Cherry looked pained. Someone from London should have known all about Usher. I think he almost began to mistrust me.
“But aren’t you setting up something new here? Or have I got it all wrong — and you’re really working for the Russians?”
“I’m looking for Edwards. Henry Edwards. You remember him from Maadi — or had you gone to Alex by then? He was going to run the circle here and now he’s disappeared. You never had any dealings with him?”
“A short fellow with glasses and a haystack of hair?”
I nodded.
“I’ve seen him several times at Usher’s place. A journalist.”
“That was the cover. Like mine. Yours too, I suppose. What a lot of writing gets done on behalf of Her Majesty’s Secret Service, a real patron of the art. Anyway, he’s gone off somewhere, possibly out here. He was a friend of Bridget’s too. You remember her?”
Cherry smiled willingly enough. “I’m sorry I didn’t get to the wedding.”

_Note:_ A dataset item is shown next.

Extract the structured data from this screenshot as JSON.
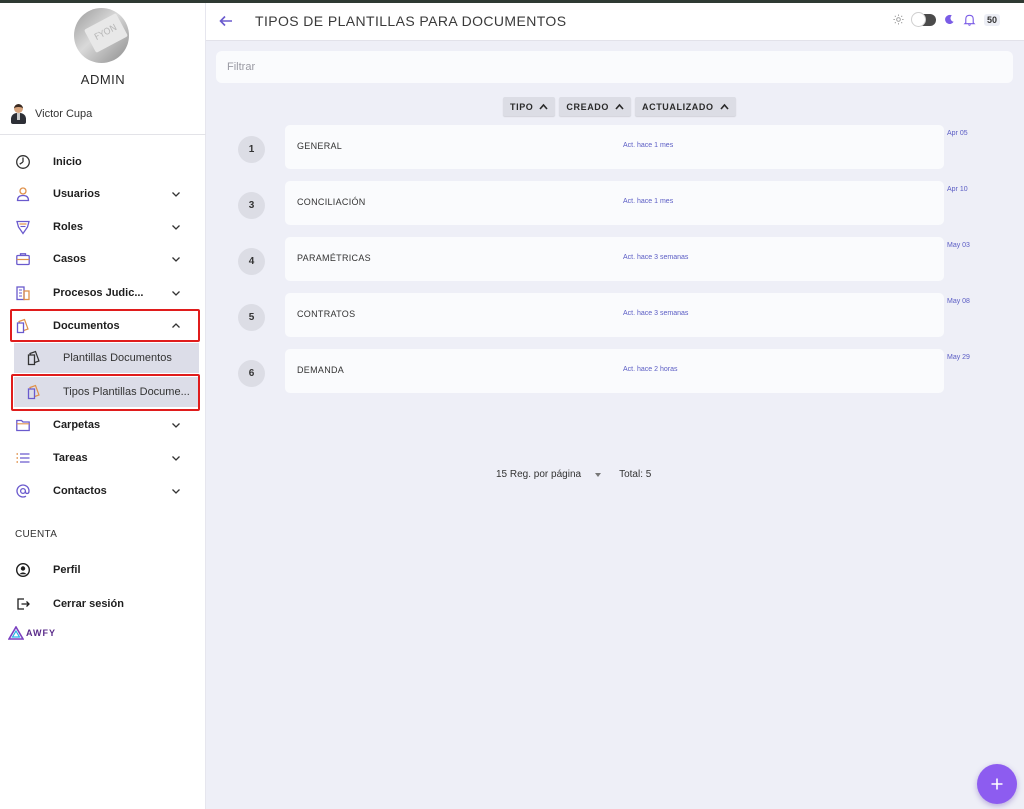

“I didn’t manage yours either. Did you have a good time at the Beau Rivage?”
“We had the two days. She was quite old you know.”
“Yes.”
“I suppose you wondered.”
“A little.”
“She was a good woman, though. Amusing. Good company. She talked her head off, sensibly. There was nothing crumbling or faded, until quite recently. Ten good years, marvellous really. I was at the college in Alex, she took the music; a lot of laughter. Then we came to Cairo — Alex became barbaric. Then this.” He turned towards the bedroom. “Bone cancer. What happened to your wife?”